Anticipating the Chauvin Verdict
This week will bring closing arguments and a sequestered jury deliberating the fate of former police officer Derek Chauvin in regards to the death of George Floyd. We hold many different positions with respect to these issues right now. I remember where I was in college when the O.J. Simpson trial verdict was handed down, and seeing the reactions both of white friends and black friends, and how differently they saw that verdict. That same thing will happen this week. Christians will come down in different positions and places too. Here’s what I see in the Gospel for us as people of faith in God.
1. We hold the sanctity of life, for God created each and every one of us and called us good. That means that no matter who we think did what in this case, we believe that God created and loves both George Floyd and Derek Chauvin. God created and loves the people who think like us about this and other issues, as well the people who don’t think like us. None of us are more or less important than anyone else.
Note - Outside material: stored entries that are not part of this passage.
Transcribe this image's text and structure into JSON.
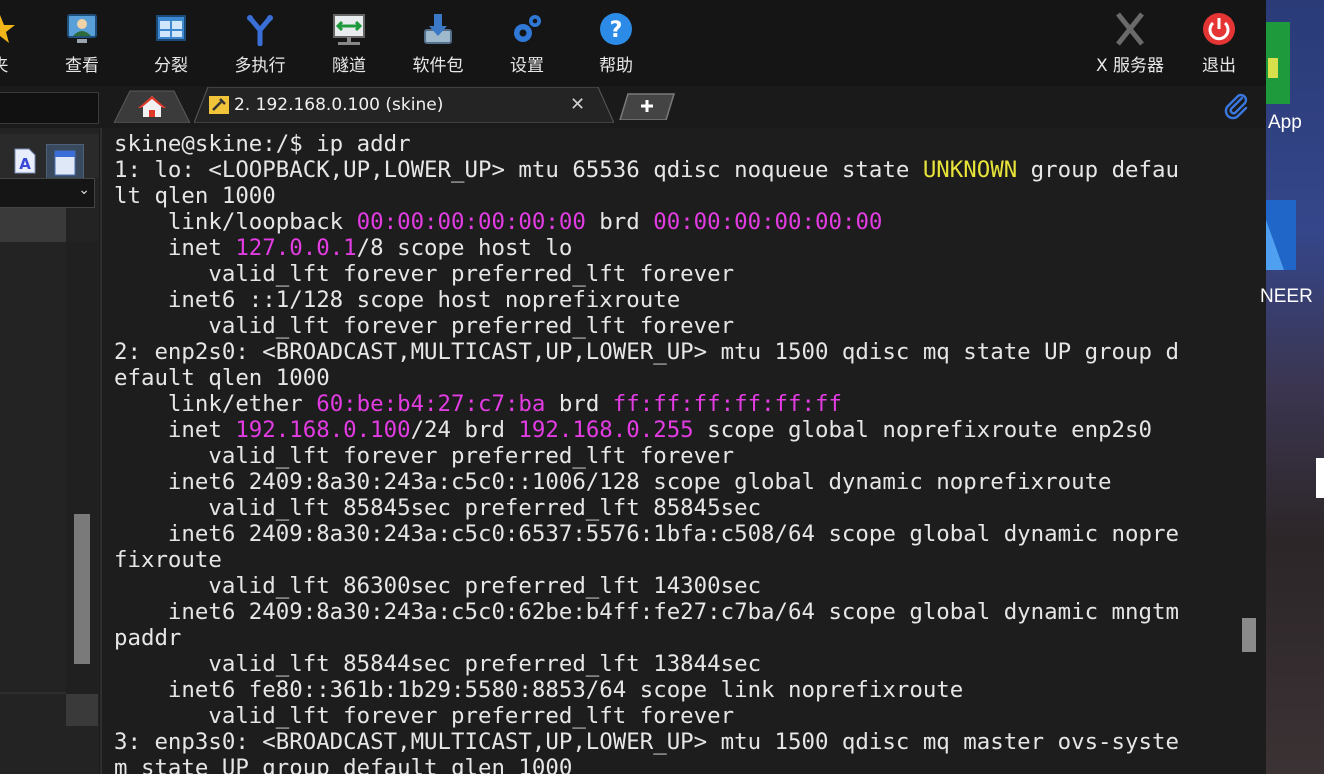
{
  "toolbar": {
    "buttons": [
      {
        "label": "夹",
        "icon": "star-folder-icon"
      },
      {
        "label": "查看",
        "icon": "monitor-user-icon"
      },
      {
        "label": "分裂",
        "icon": "split-window-icon"
      },
      {
        "label": "多执行",
        "icon": "multi-exec-fork-icon"
      },
      {
        "label": "隧道",
        "icon": "tunnel-network-icon"
      },
      {
        "label": "软件包",
        "icon": "package-download-icon"
      },
      {
        "label": "设置",
        "icon": "gears-icon"
      },
      {
        "label": "帮助",
        "icon": "help-question-icon"
      },
      {
        "label": "X 服务器",
        "icon": "x-server-icon"
      },
      {
        "label": "退出",
        "icon": "power-exit-icon"
      }
    ]
  },
  "tabs": {
    "home_icon": "home-icon",
    "session_label": "2. 192.168.0.100 (skine)",
    "session_icon": "wrench-terminal-icon",
    "close_glyph": "✕",
    "new_tab_glyph": "+",
    "attach_icon": "paperclip-icon"
  },
  "sidebar": {
    "select_chevron": "⌄"
  },
  "terminal": {
    "lines": [
      [
        {
          "t": "skine@skine:/$ ip addr"
        }
      ],
      [
        {
          "t": "1: lo: <LOOPBACK,UP,LOWER_UP> mtu 65536 qdisc noqueue state "
        },
        {
          "t": "UNKNOWN",
          "c": "yel"
        },
        {
          "t": " group defau"
        }
      ],
      [
        {
          "t": "lt qlen 1000"
        }
      ],
      [
        {
          "t": "    link/loopback "
        },
        {
          "t": "00:00:00:00:00:00",
          "c": "mag"
        },
        {
          "t": " brd "
        },
        {
          "t": "00:00:00:00:00:00",
          "c": "mag"
        }
      ],
      [
        {
          "t": "    inet "
        },
        {
          "t": "127.0.0.1",
          "c": "mag"
        },
        {
          "t": "/8 scope host lo"
        }
      ],
      [
        {
          "t": "       valid_lft forever preferred_lft forever"
        }
      ],
      [
        {
          "t": "    inet6 ::1/128 scope host noprefixroute"
        }
      ],
      [
        {
          "t": "       valid_lft forever preferred_lft forever"
        }
      ],
      [
        {
          "t": "2: enp2s0: <BROADCAST,MULTICAST,UP,LOWER_UP> mtu 1500 qdisc mq state UP group d"
        }
      ],
      [
        {
          "t": "efault qlen 1000"
        }
      ],
      [
        {
          "t": "    link/ether "
        },
        {
          "t": "60:be:b4:27:c7:ba",
          "c": "mag"
        },
        {
          "t": " brd "
        },
        {
          "t": "ff:ff:ff:ff:ff:ff",
          "c": "mag"
        }
      ],
      [
        {
          "t": "    inet "
        },
        {
          "t": "192.168.0.100",
          "c": "mag"
        },
        {
          "t": "/24 brd "
        },
        {
          "t": "192.168.0.255",
          "c": "mag"
        },
        {
          "t": " scope global noprefixroute enp2s0"
        }
      ],
      [
        {
          "t": "       valid_lft forever preferred_lft forever"
        }
      ],
      [
        {
          "t": "    inet6 2409:8a30:243a:c5c0::1006/128 scope global dynamic noprefixroute"
        }
      ],
      [
        {
          "t": "       valid_lft 85845sec preferred_lft 85845sec"
        }
      ],
      [
        {
          "t": "    inet6 2409:8a30:243a:c5c0:6537:5576:1bfa:c508/64 scope global dynamic nopre"
        }
      ],
      [
        {
          "t": "fixroute"
        }
      ],
      [
        {
          "t": "       valid_lft 86300sec preferred_lft 14300sec"
        }
      ],
      [
        {
          "t": "    inet6 2409:8a30:243a:c5c0:62be:b4ff:fe27:c7ba/64 scope global dynamic mngtm"
        }
      ],
      [
        {
          "t": "paddr"
        }
      ],
      [
        {
          "t": "       valid_lft 85844sec preferred_lft 13844sec"
        }
      ],
      [
        {
          "t": "    inet6 fe80::361b:1b29:5580:8853/64 scope link noprefixroute"
        }
      ],
      [
        {
          "t": "       valid_lft forever preferred_lft forever"
        }
      ],
      [
        {
          "t": "3: enp3s0: <BROADCAST,MULTICAST,UP,LOWER_UP> mtu 1500 qdisc mq master ovs-syste"
        }
      ],
      [
        {
          "t": "m state UP group default qlen 1000"
        }
      ]
    ]
  },
  "desktop": {
    "app_text": "App",
    "neer_text": "NEER"
  }
}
2. We hold the humanity and sacredness of each person and group of people. This means that calling other people names is not where we want to be. Labeling a group of people and seeing them as less than human is not faithful to our call as Christians. The phrases ‘people like that’ or ‘those people’ are ones better rooted out of our vocabulary. There will be protests regardless of this verdict, and they will be rooted in deep emotion. It’s important to acknowledge the feelings of others. In the Gospels, Jesus focused His time especially on the people that society mistreated and ostracized, to make a point for us. If Jesus loves them that much, then we need to love them too. Better, we need to ensure that they are no longer mistreated and ostracized.
3. We hold with treating each other the way we want to be treated, AND in the way God treats us. Scripture is clear: God might be angry with us but God doesn’t hurt us. God might be frustrated with our behavior, but God loves us anyway. Taking out our frustration in harmful ways on other people is not a reflection of Christ in the Gospels. Jesus called us to turn the other cheek. When someone needs something from us, add an additional gift. When someone needs us to walk a mile with them, walk two. When someone is struggling, give compassion, a listening ear, and understanding help. Go the distance for others to treat them well – that’s what Jesus modeled. Can we live that now?
4. We hold with refraining from judgment (really, we do – we just struggle to do it). When we’re frustrated with someone else’s sin, Jesus wisely told us to turn our attention to our own sin first. We might not see the log in our own eye as we’re focusing on the speck in someone else’s eye. But the only thing under our control is the log in our own eye. So when we react and feel ourselves starting to judge based on what happens from this trial, or what’s going on in other areas of our lives, take a breath. Let’s look at why we’re judging. What sin might we be avoiding or hiding from? What preconceived notions might be making it hard for us to truly see? For example, why do we assume that Derek Chauvin is guilty? Or innocent? What broader conclusions do we jump to – i.e. that all people who support police officers are racist, or that all people who see bias in policing are against public safety and the right to bear arms? ALL OF THIS is about who we are, how we’ve been shaped to see the world, and the assumptions we make. It’s all worth re-evaluating! If we’re tempted to judge, then we have things to look at within ourselves first. By the time we’re ready to come back, if we’ve truly done our work with God, we’ll see the world differently.
5. We hold with forgiveness. Jesus died and rose again for all of us, to redeem us from our sin and to give us new life in Christ. Jesus knew we would never be able to make all of the right choices, so forgiveness is there for us whenever we need it, which is just about every hour of every day! As we have been forgiven, Jesus and the Gospel call us to work to forgive others. Withholding forgiveness only makes it harder for God to work in people’s lives, and in our lives too. Forgiveness never excuses the behavior; it honors that God created and loves the other person, and releases us from holding resentment and hatred against that person.
Our country is divided in many ways, but if we can hold to these Gospel truths and practice them actively, we will have a chance to make this world a better place. We will have a chance to show how our Christian faith makes a difference. Remember: Christian faith is not a justification for our opinions; it is the call to live our lives as Jesus did, with love, integrity, and humility.